Special guardianship

Apply to legally take parental responsibility for a child you look after

Planning for the future

If a couple have been appointed as special guardians, the order continues to have effect as long as one of them survives. 

Appointing a guardian in case of death

A special guardian can appoint another person to act as the child’s guardian in the event of their death. The appointment must be made in writing and be:

  • dated
  • signed by two witnesses

This can include a will.

A guardian appointed on a special guardian’s death will not be a special guardian. This means that they will not have overriding parental responsibility for the child. Instead parental responsibility will be shared with the child’s parents.

A guardian may in turn appoint another person to be the guardian in the event of their own death.  
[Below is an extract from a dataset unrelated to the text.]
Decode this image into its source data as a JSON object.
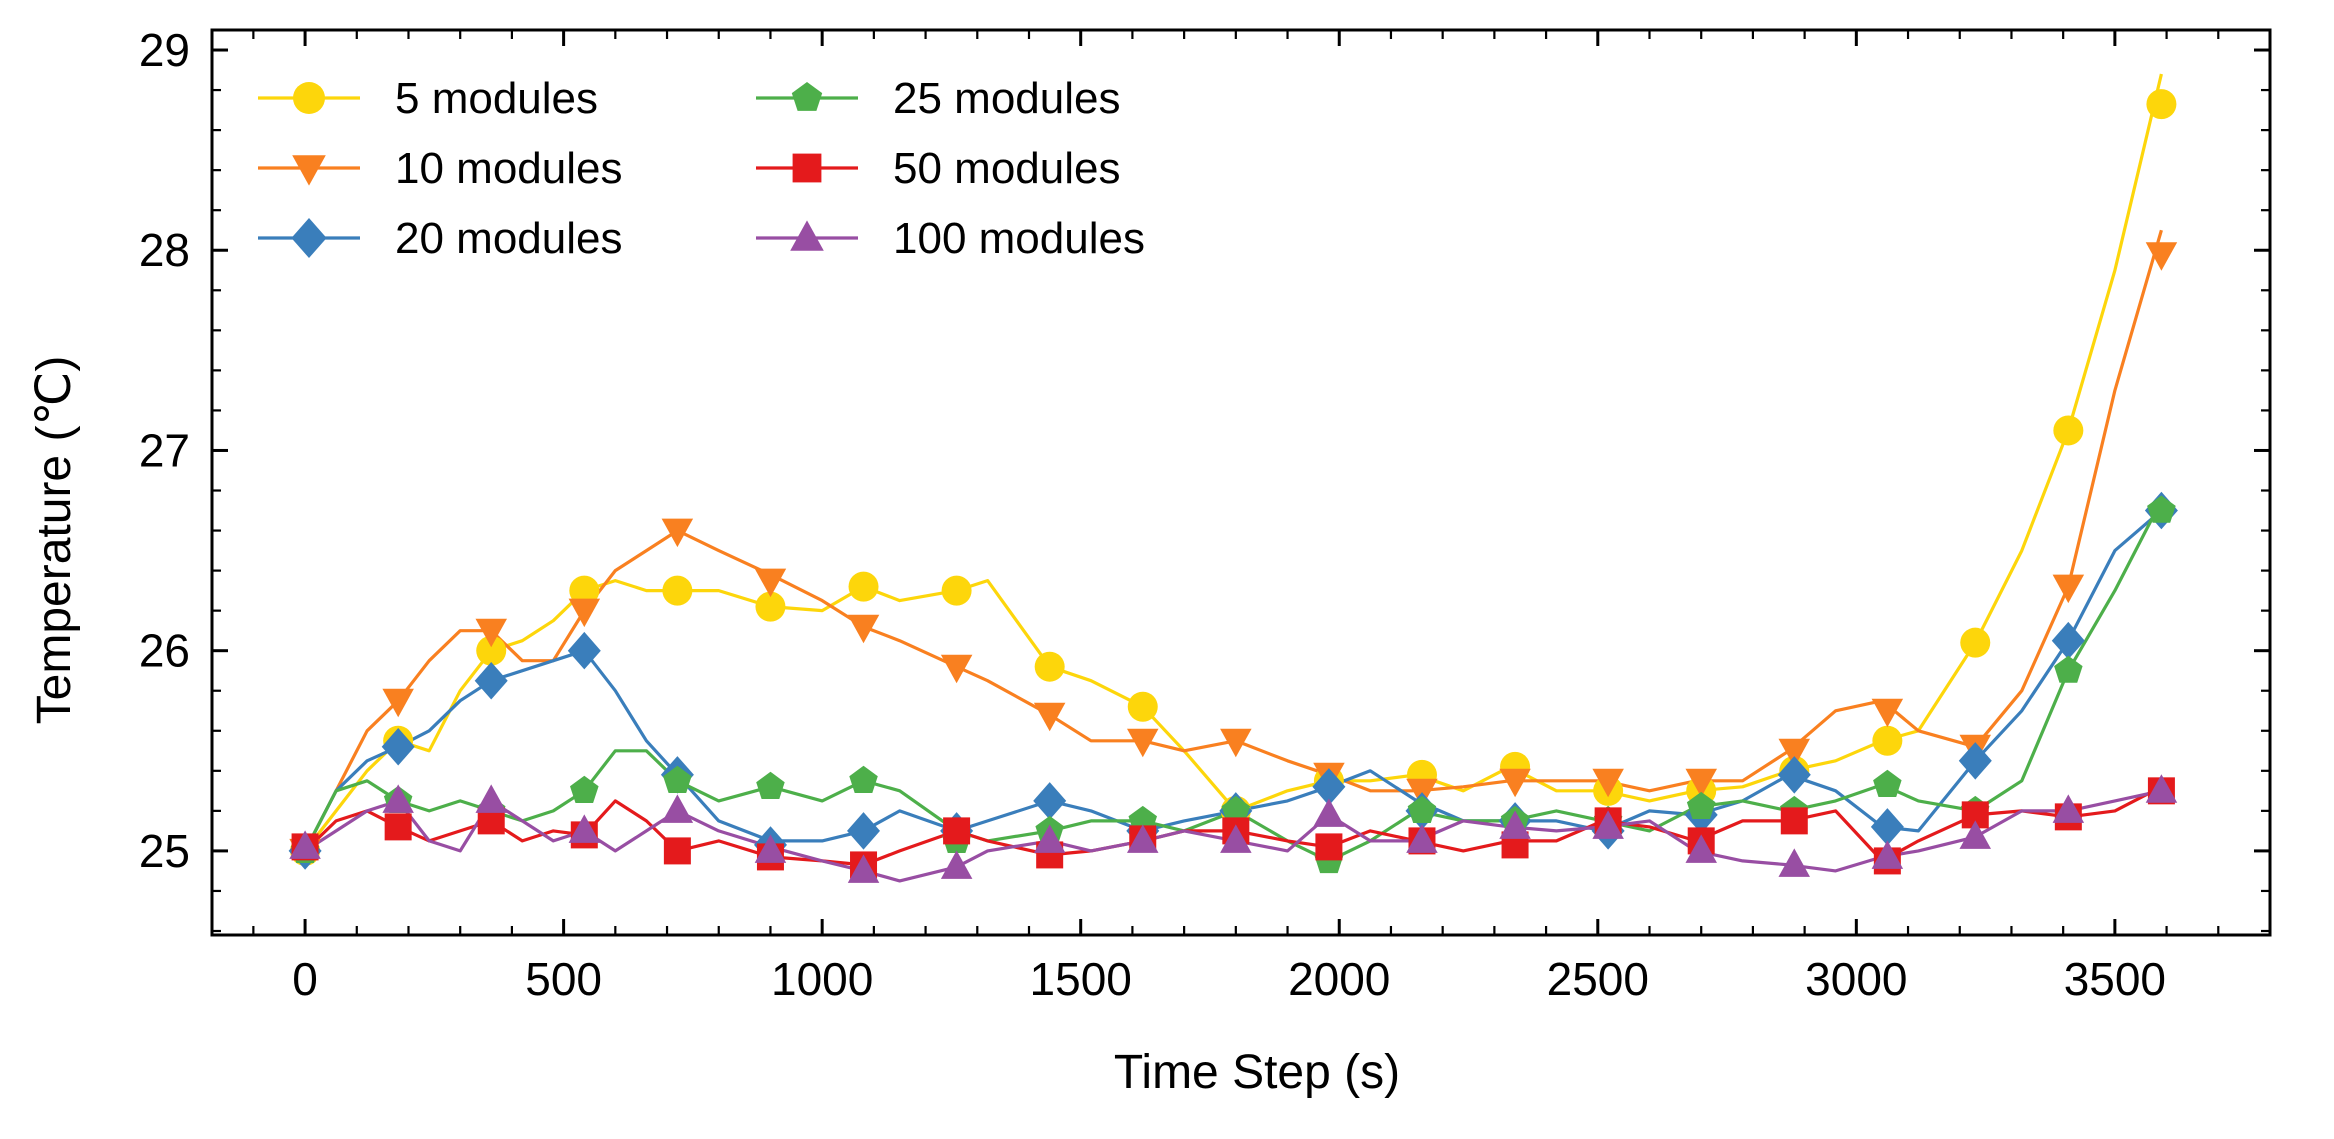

Once the special guardian dies, the Local Authority’s duties under the special guardianship support regulations will no longer apply. This means that any appointed guardian will not have the right to the same support as the special guardian. 

If there is no appointed guardian

Sometimes there is no appointed guardian on the death of the last surviving special guardian. This means that any person can apply to the court to be appointed guardian. Alternatively, the court can appoint somebody during family proceedings.  

If there is nobody appointed or available to be a guardian the parents will be left as the only people with parental responsibility.

Making a will

Special Guardians are encouraged to think about making a will to:

  • appoint a guardian
  • consider how the child will be supported

The child will not have any automatic right to inheritance. However, they may have the right to be supported out of the special guardian’s estate as a dependent.